On voulait voir la récolte. On avait acheté un chapeau, voyant 35 °C s'afficher au thermomètre. On était prêt. Il a fallu annuler. «Les oignons craignent les coups de soleil», explique Simon Egger au téléphone. Sans rire? Une semaine plus tard, après la canicule de fin juin, le jeune agriculteur nous accueille sur le domaine familial, à Chavornay. De quoi obtenir des explications, ainsi qu'une foule d'infos sur un ingrédient si présent dans nos assiettes qu'il suscite rarement la curiosité.

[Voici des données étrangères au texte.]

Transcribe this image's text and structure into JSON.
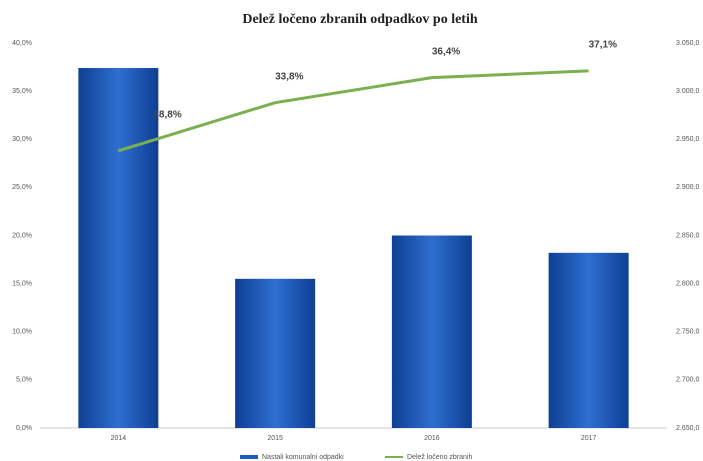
{
  "chart_data": {
    "type": "bar-line",
    "title": "Delež ločeno zbranih odpadkov po letih",
    "categories": [
      "2014",
      "2015",
      "2016",
      "2017"
    ],
    "series": [
      {
        "name": "Nastali komunalni odpadki",
        "type": "bar",
        "axis": "y2",
        "color": "#1a5bbf",
        "values": [
          3024,
          2805,
          2850,
          2832
        ]
      },
      {
        "name": "Delež ločeno zbranih",
        "type": "line",
        "color": "#7cb04f",
        "values": [
          28.8,
          33.8,
          36.4,
          37.1
        ],
        "value_labels": [
          "28,8%",
          "33,8%",
          "36,4%",
          "37,1%"
        ]
      }
    ],
    "ylim": [
      0,
      40
    ],
    "yticks": [
      {
        "value": 0,
        "label": "0,0%"
      },
      {
        "value": 5,
        "label": "5,0%"
      },
      {
        "value": 10,
        "label": "10,0%"
      },
      {
        "value": 15,
        "label": "15,0%"
      },
      {
        "value": 20,
        "label": "20,0%"
      },
      {
        "value": 25,
        "label": "25,0%"
      },
      {
        "value": 30,
        "label": "30,0%"
      },
      {
        "value": 35,
        "label": "35,0%"
      },
      {
        "value": 40,
        "label": "40,0%"
      }
    ],
    "y2lim": [
      2650,
      3050
    ],
    "y2ticks": [
      {
        "value": 2650,
        "label": "2.650,0"
      },
      {
        "value": 2700,
        "label": "2.700,0"
      },
      {
        "value": 2750,
        "label": "2.750,0"
      },
      {
        "value": 2800,
        "label": "2.800,0"
      },
      {
        "value": 2850,
        "label": "2.850,0"
      },
      {
        "value": 2900,
        "label": "2.900,0"
      },
      {
        "value": 2950,
        "label": "2.950,0"
      },
      {
        "value": 3000,
        "label": "3.000,0"
      },
      {
        "value": 3050,
        "label": "3.050,0"
      }
    ]
  }
}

Le cœur high-tech de l'exploitation ne fait pourtant pas tout le travail. En tout, 10 à 15 employés du domaine se dédient entièrement aux oignons, en particulier en période de récolte. Il y en a deux par année. On tombe bien: sur environ deux semaines entre fin juin et début juillet, on ramasse les oignons «d'hiver». Simon en ramasse un sur le sol de son champ et fait la moue: «Ils ne sont pas très beaux!» Mais cette variété robuste a l'avantage de se semer à l'automne, de survivre à l'hiver et de se récolter en été. C'est ce qui permet à l'exploitation d'avoir toujours des oignons pour ses clients. Les oignons «d'été», plus beaux et plus délicats, se sèment au printemps, poussent à la belle saison et se récoltent en septembre. Ils forment le gros de la production. Une fois récoltés, ils passent l'hiver en chambre froide et sont écoulés petit à petit jusqu'en juin, coup d'envoi de la prochaine récolte. La boucle est bouclée.
L'été de tous les dangers
Pour les oignons d'hiver, c'est donc maintenant que cela se passe. Revenus des champs, ils sont triés, calibrés, et mis à sécher dans un hangar subtilement ventilé. À la sortie de la peleuse, des ouvriers effeuillent les bulbes récalcitrants avant de les emballer sous vide et les entreposer dans des cageots. C'est le sort de la plupart des oignons des frères Egger: récupérés par des entreprises de primeurs en gros, ils sont expédiés, non pas sur les étals des supermarchés, mais vers les cuisines de la restauration collective. «On en retrouve de Genève à Saint-Gall. En Suisse romande surtout, si votre plat à la cantine contient des oignons, il y a de fortes chances pour qu'ils viennent d'ici», sourit Simon.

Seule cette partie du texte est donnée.